Pour les fédérations de traîneau à chiens, l’enjeu fut d’abord l’organisation et la reconnaissance institutionnelle d’une activité sportive encore marginale mais qui connaissait un vrai engouement.
En théorie des sciences de l’organisation, la phase « organisée » caractérise une « matrice culturelle » comme ayant atteint son plus haut degré d’évolution. C’est à dire qu’elle est parvenue à un stade de maturation où la gestion pure des pratiques organisées (courses, formation) est la raison de son existence. Ce qui depuis le milieu du xxè siècle est la situation des pratiques organisées par les institutions sportives qui se sont nourries des valeurs de la société industrielle. Ce semblent être le cas aujourd’hui des fédérations de traîneau à chiens. A ce stade de développement, c’est l’existence et la survie du cadre institutionnel qui oriente le sens donné à la pratique et la condamne à se nourrir de querelles partisanes, de luttes d’égos, d’intérêts minoritaires dans lesquels, fort heureusement, les intérêts financiers sont encore absents.
Mixité et intergénération
De nombreux atouts permettraient de donner un élan inédit à la pratique du mushing tout en opérant une révolution en accord avec les enjeux environnementaux et sociétaux.
Le mushing est une discipline mixte et intergénérationnelle même en compétition, dans laquelle le genre et l’âge ne définissent pas exclusivement les catégories.

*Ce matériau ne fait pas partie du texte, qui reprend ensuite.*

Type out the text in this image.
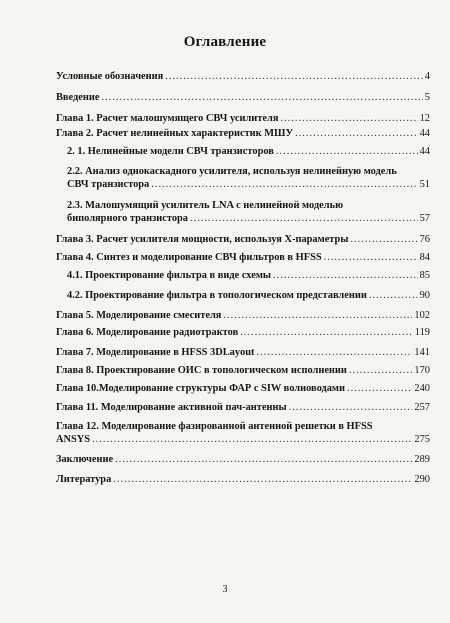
Оглавление
Условные обозначения .....	4
Введение .....	5
Глава 1. Расчет малошумящего СВЧ усилителя .....	12
Глава 2. Расчет нелинейных характеристик МШУ .....	44
2. 1. Нелинейные модели СВЧ транзисторов .....	44
2.2. Анализ однокаскадного усилителя, используя нелинейную модель
СВЧ транзистора .....	51
2.3. Малошумящий усилитель LNA с нелинейной моделью
биполярного транзистора .....	57
Глава 3. Расчет усилителя мощности, используя Х-параметры .....	76
Глава 4. Синтез и моделирование СВЧ фильтров в HFSS .....	84
4.1. Проектирование фильтра в виде схемы .....	85
4.2. Проектирование фильтра в топологическом представлении .....	90
Глава 5. Моделирование смесителя .....	102
Глава 6. Моделирование радиотрактов .....	119
Глава 7. Моделирование в HFSS 3DLayout .....	141
Глава 8. Проектирование ОИС в топологическом исполнении .....	170
Глава 10.Моделирование структуры ФАР с SIW волноводами .....	240
Глава 11. Моделирование активной пач-антенны .....	257
Глава 12. Моделирование фазированной антенной решетки в HFSS
ANSYS .....	275
Заключение .....	289
Литература .....	290
3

Les fédérations sportives n’ont jamais désiré mettre en avant ce particularisme puissant qui raconte une autre manière de faire du sport à travers des disciplines non conformes à l’établissement de catégories sociologiques qui assignent des rôles, des tâches voire une citoyenneté en fonction de l’âge et du genre.
Nous en sommes encore au constat béat d’une féminisation importante de la pratique et d’athlètes féminines qui montent sur tous les podiums ou à celui de mushers de plus de 60 ans qui « grillent la politesse » aux jeunes dans les compétitions internationales. N’y a-t-il pas là des symboles bien plus dignes d’une humanité heureuse et conviviale que des coupes et des médailles élevées à la barbe des perdants ?
La place du chien sportif
La place du chien de traîneau et particulièrement du chien sportif dans la société ne trouve pas les formes d’une expression autre que celle d’un défi commun( humain-canin) vers les marches d’un podium. Le chien est l’impensé de ce sport car il est complexe et ce que nous en savons aujourd’hui n’est que partiellement assumée dans le monde du traîneau.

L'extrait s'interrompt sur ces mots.